La Corte Federal del Distrito Sur de Texas ordenó su aprehensión por 6 transacciones de droga entre el 15 de junio de 2002 y el 21 de agosto de 2003, para introducir más de 5 toneladas de marihuana.
Sin embargo, Moreno logró huir a México y es entonces cuando construye un liderazgo criminal al amparo de las creencias.
“El Más Loco” estructuró una cadena de centros de rehabilitación de adicciones y envió brigadas de voluntarios para limpiar las calles de indigentes drogadictos; el tratamiento incluía un adoctrinamiento religioso.
En los centros no se cobraban ni un peso, pero la contraprestación para los rehabilitados era servir a La Familia.

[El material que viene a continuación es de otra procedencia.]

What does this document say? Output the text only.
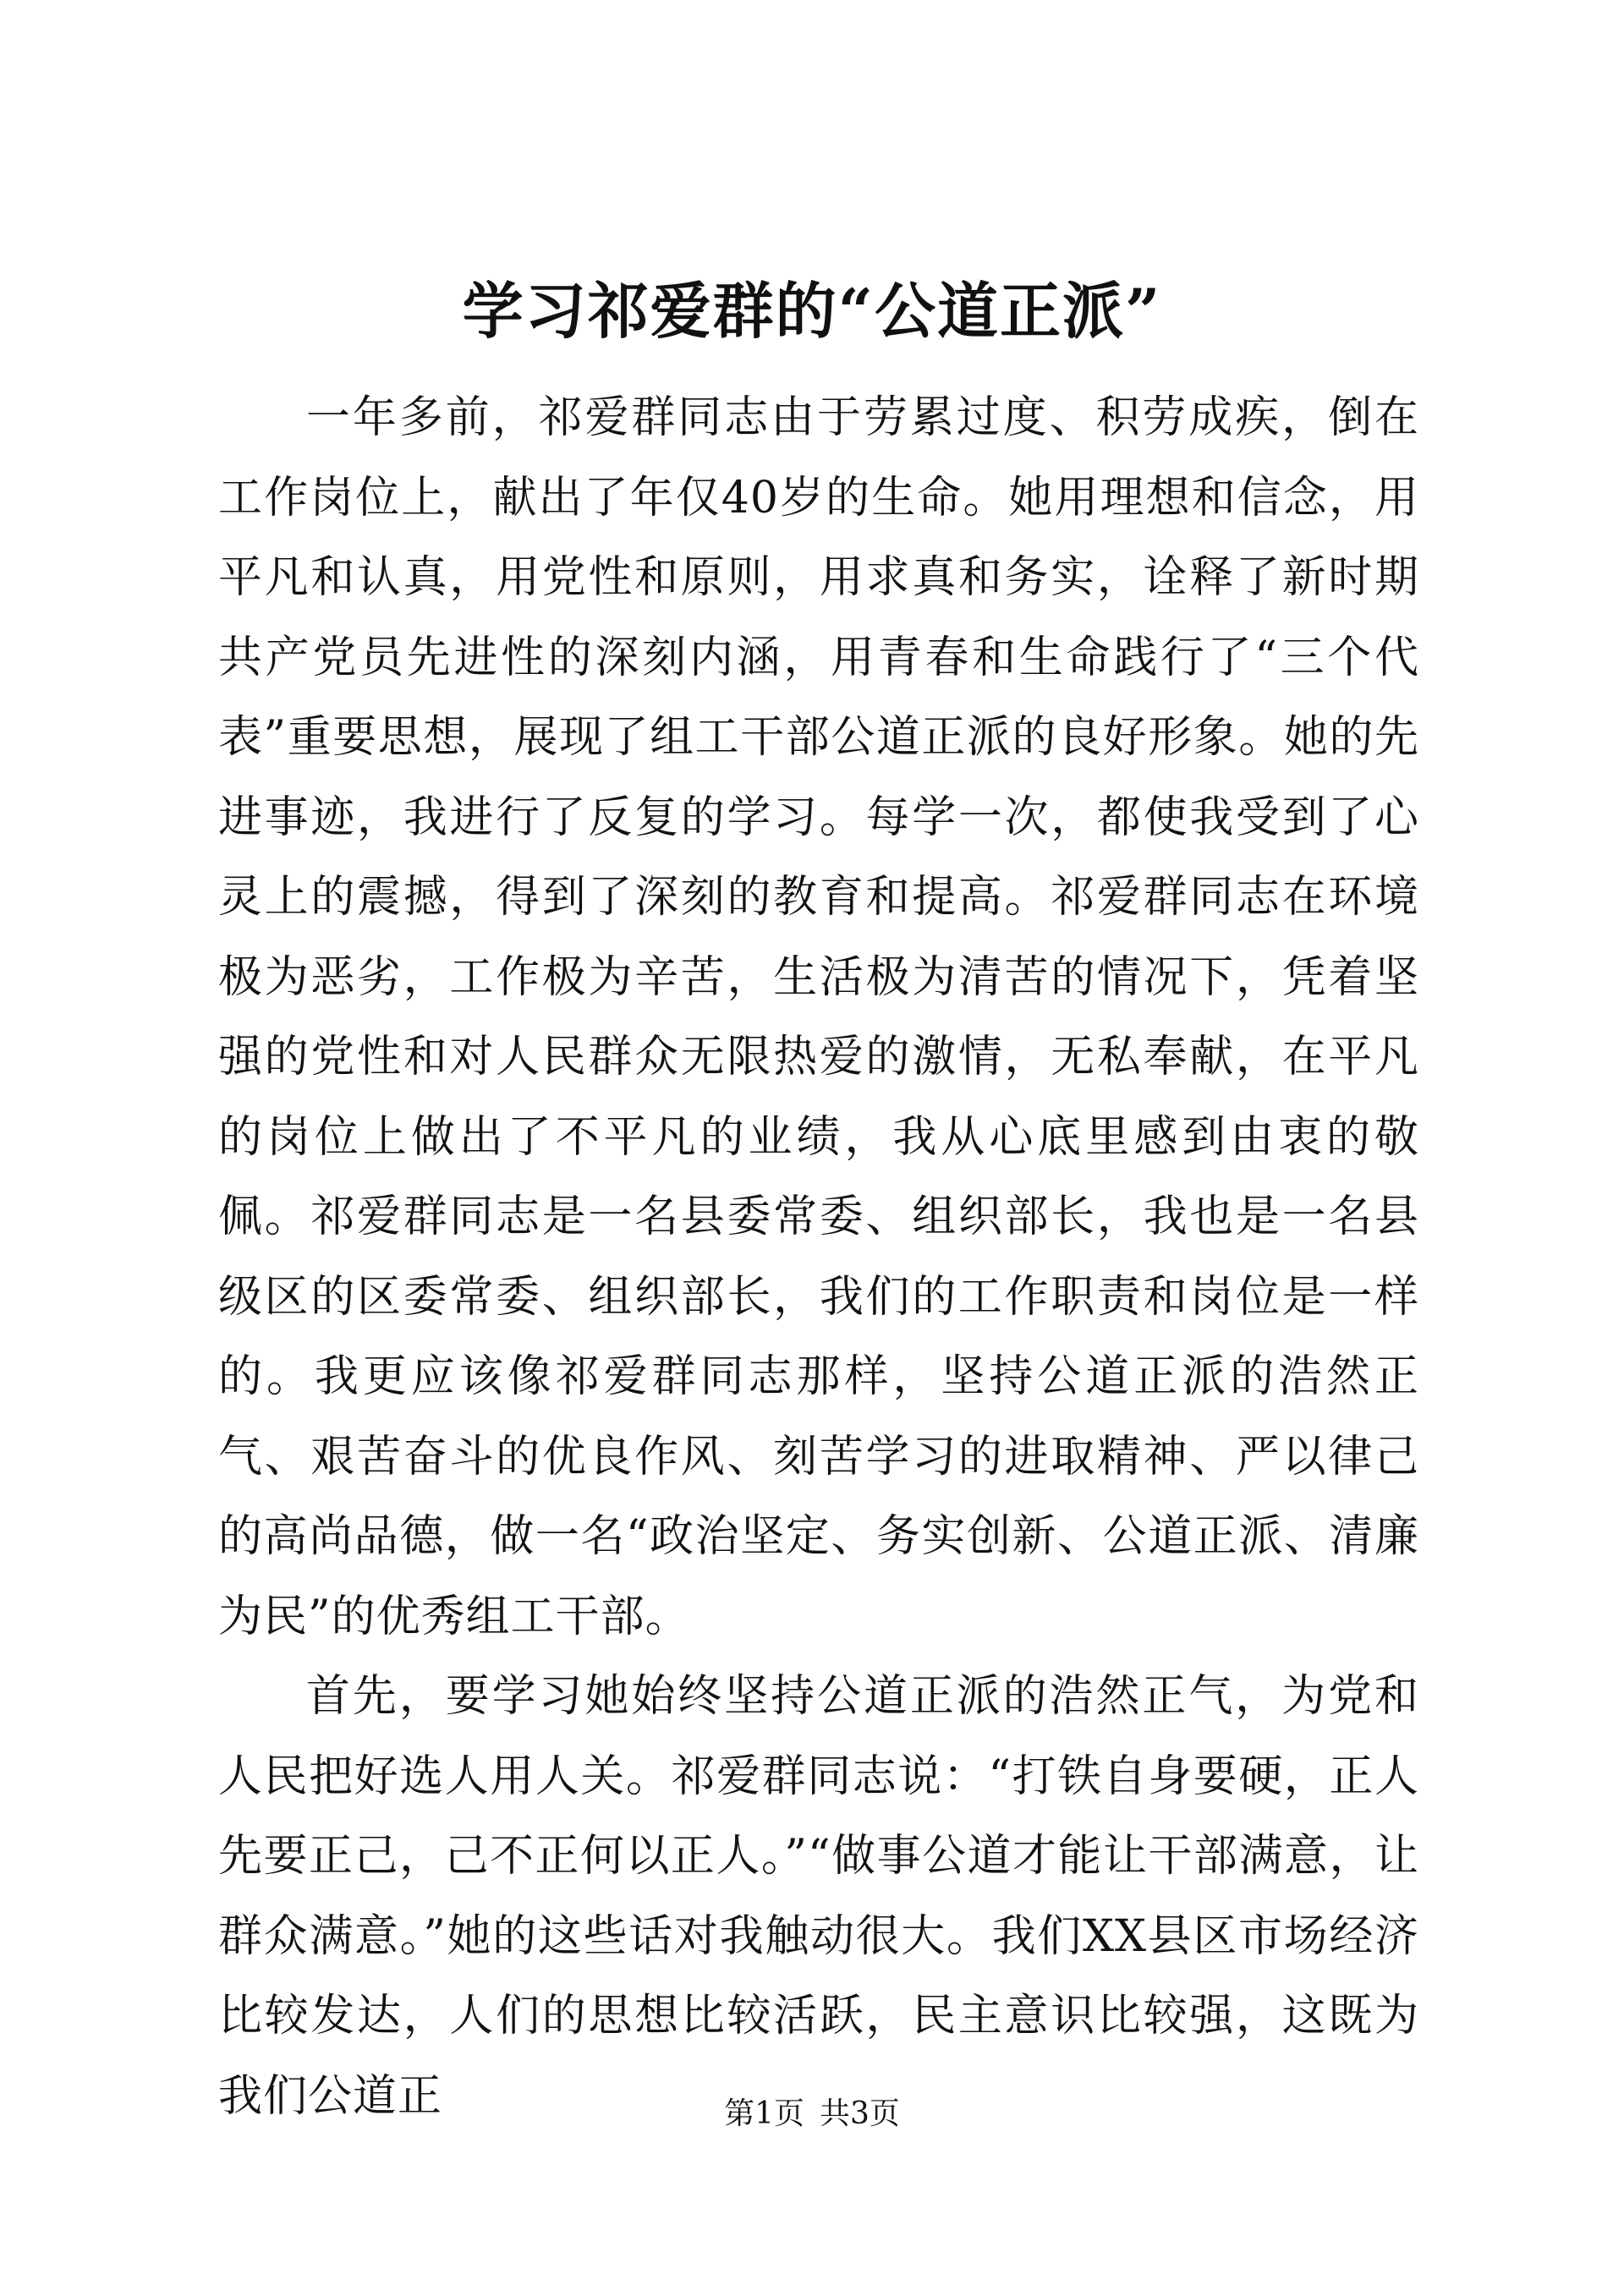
学习祁爱群的“公道正派”

一年多前，祁爱群同志由于劳累过度、积劳成疾，倒在工作岗位上，献出了年仅40岁的生命。她用理想和信念，用平凡和认真，用党性和原则，用求真和务实，诠释了新时期共产党员先进性的深刻内涵，用青春和生命践行了“三个代表”重要思想，展现了组工干部公道正派的良好形象。她的先进事迹，我进行了反复的学习。每学一次，都使我受到了心灵上的震撼，得到了深刻的教育和提高。祁爱群同志在环境极为恶劣，工作极为辛苦，生活极为清苦的情况下，凭着坚强的党性和对人民群众无限热爱的激情，无私奉献，在平凡的岗位上做出了不平凡的业绩，我从心底里感到由衷的敬佩。祁爱群同志是一名县委常委、组织部长，我也是一名县级区的区委常委、组织部长，我们的工作职责和岗位是一样的。我更应该像祁爱群同志那样，坚持公道正派的浩然正气、艰苦奋斗的优良作风、刻苦学习的进取精神、严以律己的高尚品德，做一名“政治坚定、务实创新、公道正派、清廉为民”的优秀组工干部。

首先，要学习她始终坚持公道正派的浩然正气，为党和人民把好选人用人关。祁爱群同志说：“打铁自身要硬，正人先要正己，己不正何以正人。”“做事公道才能让干部满意，让群众满意。”她的这些话对我触动很大。我们XX县区市场经济比较发达，人们的思想比较活跃，民主意识比较强，这既为我们公道正	第1页 共3页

Moreno comenzó esta labor de reclutamiento cuando a principios de la década pasada “El Tísico”, compadre de Osiel Cárdenas, lo convirtió en jefe de plaza en Michoacán.
Un pleito entre Rosales y Armando Valencia “El Maradona”, entonces socios, dividió a la organización y provocó que Osiel enviara a Michoacán una avanzada de “Zetas” para eliminar a los Valencia.
El liderazgo de “El Chayo” en parte se gestó porque todos sus superiores y enemigos fueron capturados en un breve lapso: Osiel, el 14 de marzo de 2003; “El Maradona”, el 15 de agosto del mismo año y Rosales, el 24 de octubre de 2004.
Pero a partir de este último año, “Los Zetas” fueron el principal obstáculo para el liderazgo de Moreno y por ello el 6 de septiembre de 2006 les declaró la guerra, con la decapitación de 5 sicarios en Uruapan y el anuncio de una nueva organización: “La Familia Michoacana”.
“El Chayo” asumió el liderazgo junto con José de Jesús Méndez Vargas, “El Chango”, y Servando Gómez Martínez, “El Profe” o “El Tuta”. El primero fue detenido en junio de 2011 y el segundo aún está libre.
La Familia es acusada de enviar toneladas de metanfetaminas a Estados Unidos, cuyo Gobierno reconoce que se convirtió en una de las fuentes más importantes de esa droga.
Entre sus negocios también están el transporte de cocaína y marihuana a EU; así como la extracción y exportación ilegal de mineral de hierro a China.
Según un testimonio de “El Chango”, desde antes de entrar en conflicto interno, La Familia operaba en Guerrero, Guanajuato, Estado de México, Querétaro, Chiapas, Sonora y Colima, además de las ciudades de Reynosa y Tijuana.
Fuera del País, dijo, tenían presencia en Colombia, Panamá, Costa Rica, Sudáfrica, España, Estados Unidos y Guatemala.